Joris Ghekiere (1955-2016) was a Belgian artist whose singular vision and restless experimentation earned him a distinctive place in contemporary art. Born in Kortrijk, Belgium, in 1955, he developed over four decades a body of work that continually questioned the nature of painting, the status of the image, and the very idea of beauty in art.
Ghekiere’s work resists easy categorization. Rather than adhere to one style or methodology, he embraced a wide range of techniques and visual languages that blended figuration and abstraction. Internet imagery, personal photographs, and found sources often served as starting points, but his treatment of these motifs was anything but straightforward. Through unexpected colour combinations, unusual compositional choices, and a willingness to distort and subvert conventional forms of beauty, Ghekiere’s paintings challenge the viewer’s expectations at every turn.
Irony and self-reflection were central to Ghekiere’s artistic philosophy. While he could produce virtuoso painterly surfaces — lush with texture, vivid colour, and complex layering — his images frequently flirt with artificiality and ambiguity. Classical symbols of beauty and motifs such as plants, portraits, folk dancers, or everyday scenes are re-presented in ways that question their authenticity and cultural resonance. In doing so, he played with what he once described with a wry modesty: “It’s just a painting.”
Throughout his career, Ghekiere also maintained a deep interest in works on paper. He amassed an extensive archive of sketches, collages, drawings, watercolours, and other paper-based pieces created both in his studio and during his extensive travels. A pivotal journey through Asia in 1990-1991 — spanning countries like the Philippines, China, Pakistan, India, Japan and Thailand — yielded hundreds of works that not only stand on their own pictorial feet but also seeded visual ideas that would return in his later paintings.

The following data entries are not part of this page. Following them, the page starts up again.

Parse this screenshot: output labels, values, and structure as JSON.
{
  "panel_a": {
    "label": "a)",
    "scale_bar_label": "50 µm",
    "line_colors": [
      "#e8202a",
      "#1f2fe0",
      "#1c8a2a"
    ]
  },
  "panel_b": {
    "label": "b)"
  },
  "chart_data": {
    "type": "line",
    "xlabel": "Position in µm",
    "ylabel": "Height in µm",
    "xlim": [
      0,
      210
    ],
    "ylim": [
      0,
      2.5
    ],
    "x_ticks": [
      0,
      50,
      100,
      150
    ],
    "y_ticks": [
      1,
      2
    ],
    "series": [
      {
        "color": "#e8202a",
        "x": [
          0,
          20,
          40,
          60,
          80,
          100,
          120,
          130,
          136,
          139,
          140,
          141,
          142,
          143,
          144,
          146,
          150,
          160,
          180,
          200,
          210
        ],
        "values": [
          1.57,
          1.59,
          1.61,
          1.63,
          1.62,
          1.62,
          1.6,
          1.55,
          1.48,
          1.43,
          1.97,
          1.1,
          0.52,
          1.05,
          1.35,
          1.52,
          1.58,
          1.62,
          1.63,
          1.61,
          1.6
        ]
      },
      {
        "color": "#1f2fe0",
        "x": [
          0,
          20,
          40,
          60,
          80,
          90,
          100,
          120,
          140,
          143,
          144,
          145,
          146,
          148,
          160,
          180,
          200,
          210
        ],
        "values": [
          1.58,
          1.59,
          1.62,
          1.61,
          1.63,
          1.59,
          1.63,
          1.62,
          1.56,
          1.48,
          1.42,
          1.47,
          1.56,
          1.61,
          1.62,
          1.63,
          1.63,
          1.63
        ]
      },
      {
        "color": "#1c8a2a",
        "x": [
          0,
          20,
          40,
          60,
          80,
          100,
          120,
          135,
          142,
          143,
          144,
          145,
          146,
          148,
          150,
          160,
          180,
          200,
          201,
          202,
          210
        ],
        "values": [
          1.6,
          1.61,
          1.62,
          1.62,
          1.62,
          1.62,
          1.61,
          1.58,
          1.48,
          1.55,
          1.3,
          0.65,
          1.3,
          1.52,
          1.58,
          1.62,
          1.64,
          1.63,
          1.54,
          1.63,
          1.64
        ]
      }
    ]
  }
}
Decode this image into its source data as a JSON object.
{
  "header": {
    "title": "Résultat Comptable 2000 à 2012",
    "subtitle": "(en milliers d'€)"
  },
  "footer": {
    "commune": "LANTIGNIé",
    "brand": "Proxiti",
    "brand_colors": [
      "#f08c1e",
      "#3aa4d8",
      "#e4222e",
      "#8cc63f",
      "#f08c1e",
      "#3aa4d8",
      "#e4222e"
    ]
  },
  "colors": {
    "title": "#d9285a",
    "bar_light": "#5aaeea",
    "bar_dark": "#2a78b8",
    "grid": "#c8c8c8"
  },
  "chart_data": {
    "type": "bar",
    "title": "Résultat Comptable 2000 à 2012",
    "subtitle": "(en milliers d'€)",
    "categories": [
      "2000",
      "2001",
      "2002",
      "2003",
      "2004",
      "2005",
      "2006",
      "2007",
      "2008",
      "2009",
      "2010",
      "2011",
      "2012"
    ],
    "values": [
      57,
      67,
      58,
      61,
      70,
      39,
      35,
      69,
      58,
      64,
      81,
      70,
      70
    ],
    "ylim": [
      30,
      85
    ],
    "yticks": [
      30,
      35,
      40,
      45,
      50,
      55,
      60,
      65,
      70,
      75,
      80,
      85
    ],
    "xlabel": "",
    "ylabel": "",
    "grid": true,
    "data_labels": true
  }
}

Ghekiere’s work was exhibited widely across Belgium. He participated in important group shows and was featured in solo exhibitions at institutions such as S.M.A.K. (Stedelijk Museum voor Actuele Kunst) in Ghent (BE) and galleries such as Kristof De Clercq gallery (Ghent, BE) and De Garage (Mechelen, BE). His posthumous exhibitions — including retrospectives and presentations of his works on paper — continue to reveal the depth and breadth of his artistic enquiry.
Beyond his studio practice, Ghekiere contributed to the artistic community as a teacher, notably at the Karel de Grote Hogeschool in Antwerp (BE). He lived and worked in a converted barge school in Klein Willebroek, where he cultivated a rich creative life.
Today, Joris Ghekiere’s legacy lives on through the continued exhibition and study of his work, which remains compelling for its expressive range, technical finesse, and capacity to reveal the unexpected in the everyday image. His artistic estate is managed by the Joris Ghekiere Foundation, which is dedicated to preserving, researching, and promoting his oeuvre for future generations.